The executive directors are collectively responsible for implementing and delivering the strategy and operational decisions agreed by the Board, making operational and financial decisions required in the day-to-day operation of the Group, providing executive leadership to managers, championing the Group’s core values and promoting talent management.
The independent non-executive directors contribute independent thinking and judgement through the application of their external experience and knowledge, scrutinise the performance of management, provide constructive challenge to the executive directors and ensure that the Group is operating within the governance and risk framework approved by the Board.
The Company Secretary is responsible for providing clear and timely information flow to the Board and its committees and supports the Board on matters of corporate governance and risk.
The matters reserved for the Board include, but are not limited to:
- Setting long-term objectives and commercial strategy.
- Approving annual operating and capital expenditure budgets.
- Changing the share capital or corporate structure of the Group.
- Approving half-year and full-year results and reports.
- Approving dividend policy and the declaration of dividends.
- Approving major investments, disposals, capital projects or contracts.
- Approving resolutions to be put to general meetings of shareholders and the associated documents or circulars.
- Approving changes to the Board structure.
The Board has approved the adoption of the QCA Code as its governance framework against which this statement has been prepared and will monitor the suitability of this code on an annual basis and revise its governance framework as appropriate as the Group evolves.

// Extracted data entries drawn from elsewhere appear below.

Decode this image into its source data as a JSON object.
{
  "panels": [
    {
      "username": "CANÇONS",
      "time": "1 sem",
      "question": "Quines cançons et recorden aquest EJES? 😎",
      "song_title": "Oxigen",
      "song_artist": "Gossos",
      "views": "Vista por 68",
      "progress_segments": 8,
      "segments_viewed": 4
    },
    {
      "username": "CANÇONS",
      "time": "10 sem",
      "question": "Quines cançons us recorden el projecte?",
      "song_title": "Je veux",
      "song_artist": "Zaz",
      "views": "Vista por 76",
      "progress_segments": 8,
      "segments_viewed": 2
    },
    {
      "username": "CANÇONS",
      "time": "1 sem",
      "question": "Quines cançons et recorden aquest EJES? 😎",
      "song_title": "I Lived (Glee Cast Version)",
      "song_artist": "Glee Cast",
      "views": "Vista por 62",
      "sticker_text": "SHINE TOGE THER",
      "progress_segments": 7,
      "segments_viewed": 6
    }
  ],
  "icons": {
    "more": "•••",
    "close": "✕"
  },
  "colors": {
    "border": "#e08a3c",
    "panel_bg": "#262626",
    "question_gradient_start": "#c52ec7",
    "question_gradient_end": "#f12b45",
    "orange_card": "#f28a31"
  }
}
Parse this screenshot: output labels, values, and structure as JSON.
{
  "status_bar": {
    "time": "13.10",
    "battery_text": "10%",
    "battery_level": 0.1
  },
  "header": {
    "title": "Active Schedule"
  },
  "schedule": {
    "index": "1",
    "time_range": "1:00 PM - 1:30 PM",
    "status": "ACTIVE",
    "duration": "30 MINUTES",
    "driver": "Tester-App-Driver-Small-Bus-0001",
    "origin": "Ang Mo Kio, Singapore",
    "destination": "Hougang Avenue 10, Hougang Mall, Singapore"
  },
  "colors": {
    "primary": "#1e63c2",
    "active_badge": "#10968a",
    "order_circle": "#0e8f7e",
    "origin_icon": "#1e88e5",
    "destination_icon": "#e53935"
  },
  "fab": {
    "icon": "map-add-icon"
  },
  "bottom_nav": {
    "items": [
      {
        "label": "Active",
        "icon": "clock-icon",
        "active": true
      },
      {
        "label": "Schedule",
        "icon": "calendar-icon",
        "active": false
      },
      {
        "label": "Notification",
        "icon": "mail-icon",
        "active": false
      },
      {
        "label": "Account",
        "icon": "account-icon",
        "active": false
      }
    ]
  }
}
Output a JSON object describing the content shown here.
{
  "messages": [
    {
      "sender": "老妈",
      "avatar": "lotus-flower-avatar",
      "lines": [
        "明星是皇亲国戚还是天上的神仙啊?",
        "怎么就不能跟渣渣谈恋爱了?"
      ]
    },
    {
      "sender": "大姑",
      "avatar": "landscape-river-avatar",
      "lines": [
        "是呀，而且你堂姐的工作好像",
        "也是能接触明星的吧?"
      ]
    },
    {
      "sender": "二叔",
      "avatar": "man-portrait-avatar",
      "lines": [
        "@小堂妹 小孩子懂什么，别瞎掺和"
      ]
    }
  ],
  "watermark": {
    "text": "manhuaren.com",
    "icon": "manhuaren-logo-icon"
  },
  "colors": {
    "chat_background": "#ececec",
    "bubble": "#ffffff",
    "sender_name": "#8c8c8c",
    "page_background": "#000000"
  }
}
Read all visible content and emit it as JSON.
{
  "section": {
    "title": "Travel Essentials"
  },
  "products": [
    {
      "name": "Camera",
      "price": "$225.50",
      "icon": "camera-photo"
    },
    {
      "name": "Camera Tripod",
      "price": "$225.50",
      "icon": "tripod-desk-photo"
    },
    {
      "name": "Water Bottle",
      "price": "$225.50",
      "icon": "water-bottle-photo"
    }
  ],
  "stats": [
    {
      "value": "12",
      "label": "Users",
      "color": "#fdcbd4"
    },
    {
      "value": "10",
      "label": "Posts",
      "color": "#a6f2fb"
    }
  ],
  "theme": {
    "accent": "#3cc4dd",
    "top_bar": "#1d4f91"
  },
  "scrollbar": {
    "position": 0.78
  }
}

10. Shareholder Communication
Mporium is committed to communicating openly with its shareholder to ensure that its strategy and performance are clearly understood. We principally communicate with shareholders through the annual Report and Accounts, full year and half year announcements and at the annual general meeting.
We also work closely with our Nominated Adviser to maintain an active dialogue with institutional and private shareholders and analysts through a separate programme of investor relations carried out during the year.
Investors also have access to current information through its website, www.mporium.com and via Barry Moat, Executive Chairman, who has overall responsibility for shareholder liaison and is available to answer investor relations enquiries.